Work can keep a person productive. It can add meaning to life. It gets one out of the house. It is social. It builds communities. Work is necessary to achieve the independence that eludes people who perpetually exist on disability insurance, those regularly called upon to certify that they are not well so they can keep receiving their benefits.
Fortunately, I was able to find jobs I could handle and ones that provided health insurance. It was not the high-flying career that I was originally set on when psychotic mania took hold, but it was dignified, and I was able to take care of myself. Medicine and therapy set me up for success, but work made life worthwhile.
It is a tragedy that most people with bipolar disorder do not work, and possibly never will. The unemployment rate for them is 60 percent.
Today, nearly half of all long-term disability claims are for a mental illness, and mood disorders like depression, anxiety, or bipolar disorder are the largest category of such claims. But many of these people can and should work.
Quality of life suffers greatly when out of the workforce. People who don’t work are far less likely to get married and have a family. Home ownership is nearly nonexistent in this group, and half of the people who don’t work use opioids every day. This is no way to recover from an illness and become a productive, responsible member of society.
Of course, there are good reasons why some people are on long-term disability. Many disabled people cannot work, and it is good that we have programs to provide for them. But once on SSDI, it is difficult to leave it. According to Social Security Administration statistics, only 3.7 percent of the people who go on SSDI ever fully return to work.
Too many people, however, have given up. We have to make it possible for them to try, fail, get up, and try again. We have to encourage people to work.
Sixteen percent of all people of prime working age in the United States today are not working, and are not looking for work. That’s one in six people. This number is larger than during the Great Depression in 1940.
We must develop more programs to help people on disability return to work. There is a huge, very valid fear among many on disability that if they return to work and it doesn’t work out, they will lose their benefits for good. But SSDI provides for a transitional work period that mitigates this risk.
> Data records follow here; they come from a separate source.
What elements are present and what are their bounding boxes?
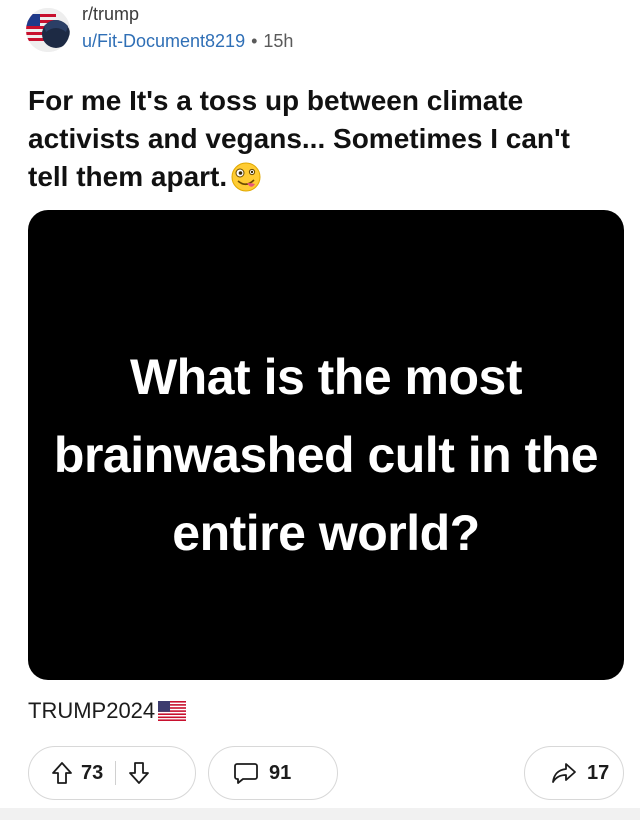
post-caption-text: TRUMP2024 bbox=[28, 698, 156, 723]
meta-separator: • bbox=[251, 31, 258, 51]
post-meta: u/Fit-Document8219 • 15h bbox=[82, 31, 293, 52]
upvote-count: 73 bbox=[81, 761, 104, 784]
subreddit-avatar-image bbox=[26, 8, 70, 52]
post-header: r/trump u/Fit-Document8219 • 15h bbox=[26, 0, 626, 56]
vote-divider bbox=[115, 761, 117, 785]
post-title[interactable]: For me It's a toss up between climate ac… bbox=[28, 82, 618, 202]
post-time: 15h bbox=[263, 31, 294, 51]
upvote-arrow-icon[interactable] bbox=[51, 761, 73, 785]
post-caption: TRUMP2024 bbox=[28, 698, 187, 727]
us-flag-icon bbox=[158, 701, 187, 727]
subreddit-avatar[interactable] bbox=[26, 8, 70, 52]
comment-count: 91 bbox=[269, 761, 292, 784]
post-image-text: What is the most brainwashed cult in the… bbox=[53, 349, 599, 561]
comments-button[interactable]: 91 bbox=[208, 746, 338, 800]
post-image[interactable]: What is the most brainwashed cult in the… bbox=[28, 210, 624, 680]
zany-face-emoji-icon bbox=[231, 162, 261, 202]
downvote-arrow-icon[interactable] bbox=[128, 761, 150, 785]
subreddit-name[interactable]: r/trump bbox=[82, 4, 139, 25]
vote-bar: 73 bbox=[28, 746, 196, 800]
share-arrow-icon bbox=[551, 761, 577, 785]
comment-bubble-icon bbox=[233, 761, 259, 785]
share-button[interactable]: 17 bbox=[524, 746, 624, 800]
bottom-divider bbox=[0, 808, 640, 820]
post-title-text: For me It's a toss up between climate ac… bbox=[28, 85, 570, 192]
post-actions: 73 91 17 bbox=[28, 746, 624, 800]
share-count: 17 bbox=[587, 761, 610, 784]
post-author[interactable]: u/Fit-Document8219 bbox=[82, 31, 245, 51]
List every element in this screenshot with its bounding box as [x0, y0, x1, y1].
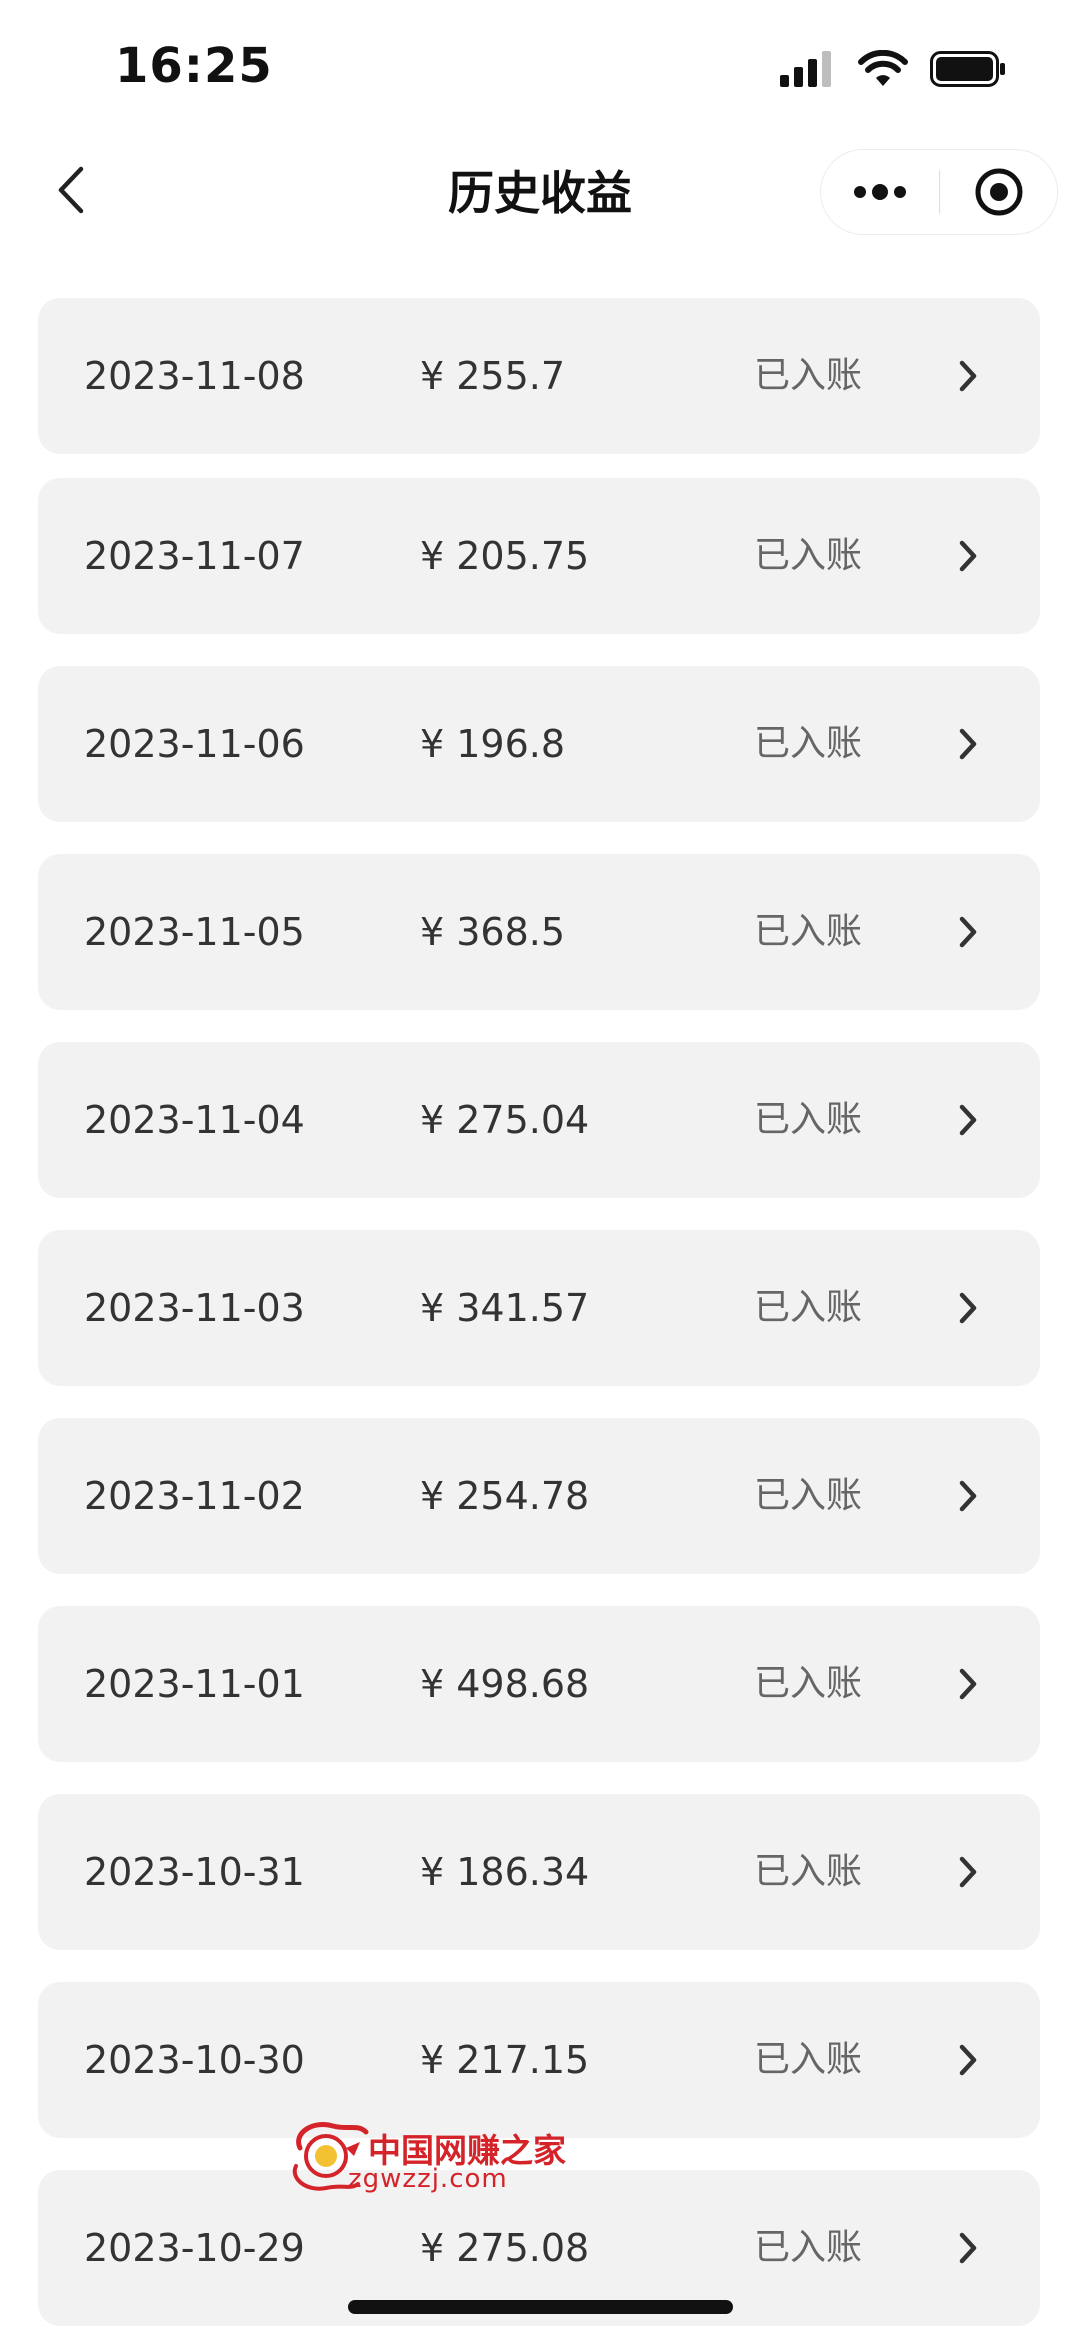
list-item[interactable]: 2023-11-04 ¥ 275.04 已入账 [38, 1042, 1040, 1198]
chevron-right-icon [948, 1852, 988, 1892]
list-item[interactable]: 2023-11-06 ¥ 196.8 已入账 [38, 666, 1040, 822]
record-amount: ¥ 341.57 [420, 1286, 590, 1330]
more-dots-icon [854, 184, 906, 200]
chevron-right-icon [948, 1288, 988, 1328]
list-item[interactable]: 2023-11-08 ¥ 255.7 已入账 [38, 298, 1040, 454]
record-amount: ¥ 217.15 [420, 2038, 590, 2082]
home-indicator[interactable] [348, 2300, 733, 2314]
list-item[interactable]: 2023-10-31 ¥ 186.34 已入账 [38, 1794, 1040, 1950]
record-amount: ¥ 255.7 [420, 354, 566, 398]
record-date: 2023-11-02 [84, 1474, 305, 1518]
record-date: 2023-10-29 [84, 2226, 305, 2270]
nav-bar: 历史收益 [0, 135, 1080, 245]
record-status: 已入账 [754, 1287, 863, 1328]
target-close-icon [975, 168, 1022, 216]
record-date: 2023-11-04 [84, 1098, 305, 1142]
chevron-right-icon [948, 1476, 988, 1516]
close-miniprogram-button[interactable] [940, 150, 1057, 234]
record-amount: ¥ 186.34 [420, 1850, 590, 1894]
record-amount: ¥ 498.68 [420, 1662, 590, 1706]
chevron-right-icon [948, 724, 988, 764]
record-date: 2023-11-06 [84, 722, 305, 766]
list-item[interactable]: 2023-11-02 ¥ 254.78 已入账 [38, 1418, 1040, 1574]
menu-capsule [820, 149, 1058, 235]
record-date: 2023-11-07 [84, 534, 305, 578]
chevron-right-icon [948, 912, 988, 952]
more-button[interactable] [821, 150, 939, 234]
status-bar: 16:25 [0, 0, 1080, 130]
list-item[interactable]: 2023-11-07 ¥ 205.75 已入账 [38, 478, 1040, 634]
record-date: 2023-10-31 [84, 1850, 305, 1894]
chevron-right-icon [948, 2228, 988, 2268]
list-item[interactable]: 2023-11-05 ¥ 368.5 已入账 [38, 854, 1040, 1010]
list-item[interactable]: 2023-11-03 ¥ 341.57 已入账 [38, 1230, 1040, 1386]
list-item[interactable]: 2023-10-30 ¥ 217.15 已入账 [38, 1982, 1040, 2138]
record-amount: ¥ 196.8 [420, 722, 566, 766]
chevron-right-icon [948, 2040, 988, 2080]
chevron-right-icon [948, 356, 988, 396]
record-status: 已入账 [754, 1663, 863, 1704]
status-time: 16:25 [115, 38, 273, 94]
record-date: 2023-11-03 [84, 1286, 305, 1330]
record-amount: ¥ 275.04 [420, 1098, 590, 1142]
record-status: 已入账 [754, 2227, 863, 2268]
record-status: 已入账 [754, 2039, 863, 2080]
list-item[interactable]: 2023-11-01 ¥ 498.68 已入账 [38, 1606, 1040, 1762]
watermark-site: zgwzzj.com [348, 2164, 508, 2194]
chevron-right-icon [948, 1664, 988, 1704]
record-amount: ¥ 368.5 [420, 910, 566, 954]
record-status: 已入账 [754, 1851, 863, 1892]
record-date: 2023-11-08 [84, 354, 305, 398]
record-status: 已入账 [754, 1099, 863, 1140]
record-date: 2023-10-30 [84, 2038, 305, 2082]
chevron-right-icon [948, 1100, 988, 1140]
record-date: 2023-11-01 [84, 1662, 305, 1706]
record-status: 已入账 [754, 723, 863, 764]
record-date: 2023-11-05 [84, 910, 305, 954]
cellular-signal-icon [780, 51, 831, 87]
record-status: 已入账 [754, 355, 863, 396]
record-amount: ¥ 205.75 [420, 534, 590, 578]
screen: 16:25 历史收益 2023-11-08 ¥ 255.7 已入账 2023-1… [0, 0, 1080, 2337]
record-status: 已入账 [754, 1475, 863, 1516]
record-amount: ¥ 254.78 [420, 1474, 590, 1518]
battery-icon [930, 51, 1005, 87]
watermark: 中国网赚之家 zgwzzj.com [288, 2118, 566, 2198]
record-status: 已入账 [754, 911, 863, 952]
wifi-icon [858, 50, 908, 86]
record-status: 已入账 [754, 535, 863, 576]
status-icons [780, 50, 1006, 88]
chevron-right-icon [948, 536, 988, 576]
Also risky in a return to work is the loss of health insurance provided to those on SSDI through Medicaid. Some jobs do not provide health insurance, especially the part-time jobs that are often a bridge from disability to full-time work. But there are programs that make provisions for healthcare for low-income workers.
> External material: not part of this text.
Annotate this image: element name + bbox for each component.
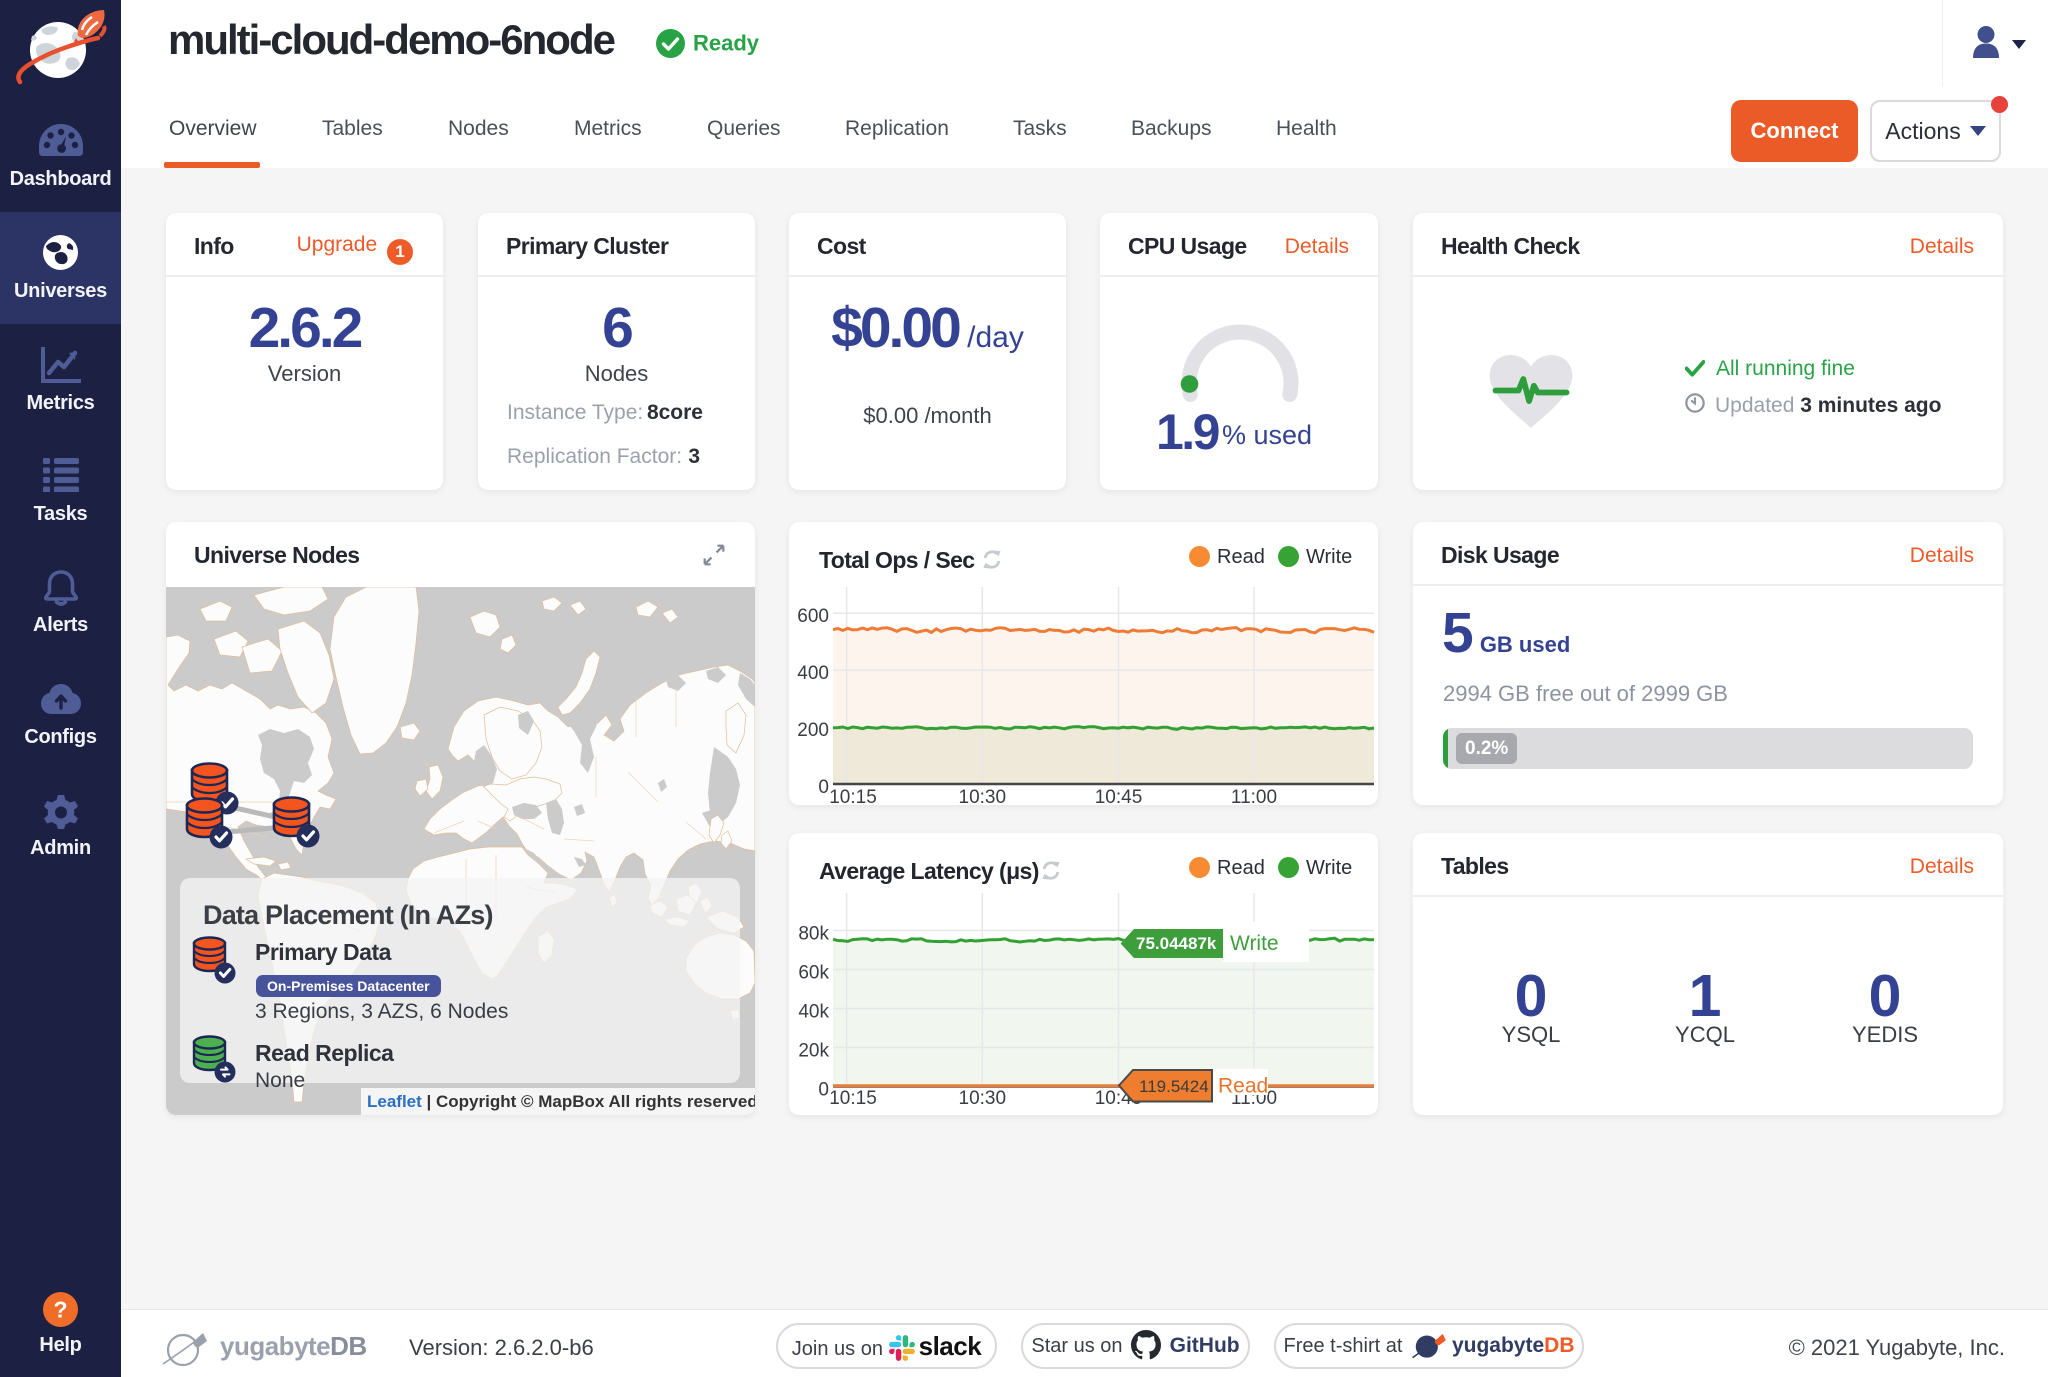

The biggest obstacle is that it is difficult to navigate the often contradictory policies on benefits and wages. The SSDI system must be simplified, and work must be encouraged. It shouldn’t be easy to live completely off of income taken from people who are working. We must lobby for and develop policies that make it desirable and possible for people to re-enter the workforce and receive the full, life-enhancing benefits of work.
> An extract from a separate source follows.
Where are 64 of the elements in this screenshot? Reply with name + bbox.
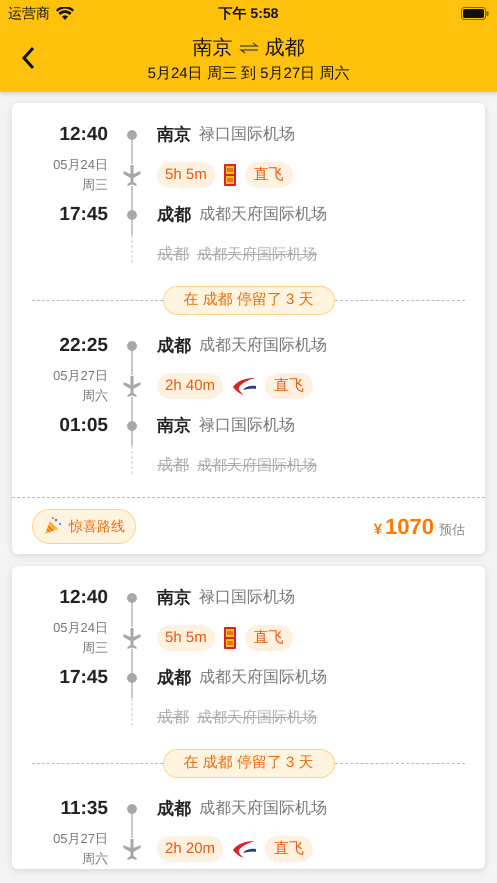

Recovery from the dark hole of disability insurance depends on independence, productivity, and purpose. These are available through meaningful work, which should become a key treatment goal for anyone trapped in the prison of SSDI. Work can make a healthy life a life worth living.
The jobs are out there. Let’s motivate people to take them.
(Sources: The Center for Studying Disability Policy; Men Without Work by Nicholas Eberstadt)
George Hofmann is the author of Practicing Mental Illness – Meditation, Movement and Meaningful Work to Manage Challenging Moods. He lives in Philadelphia with his wife, their daughter, and two poorly behaved dogs.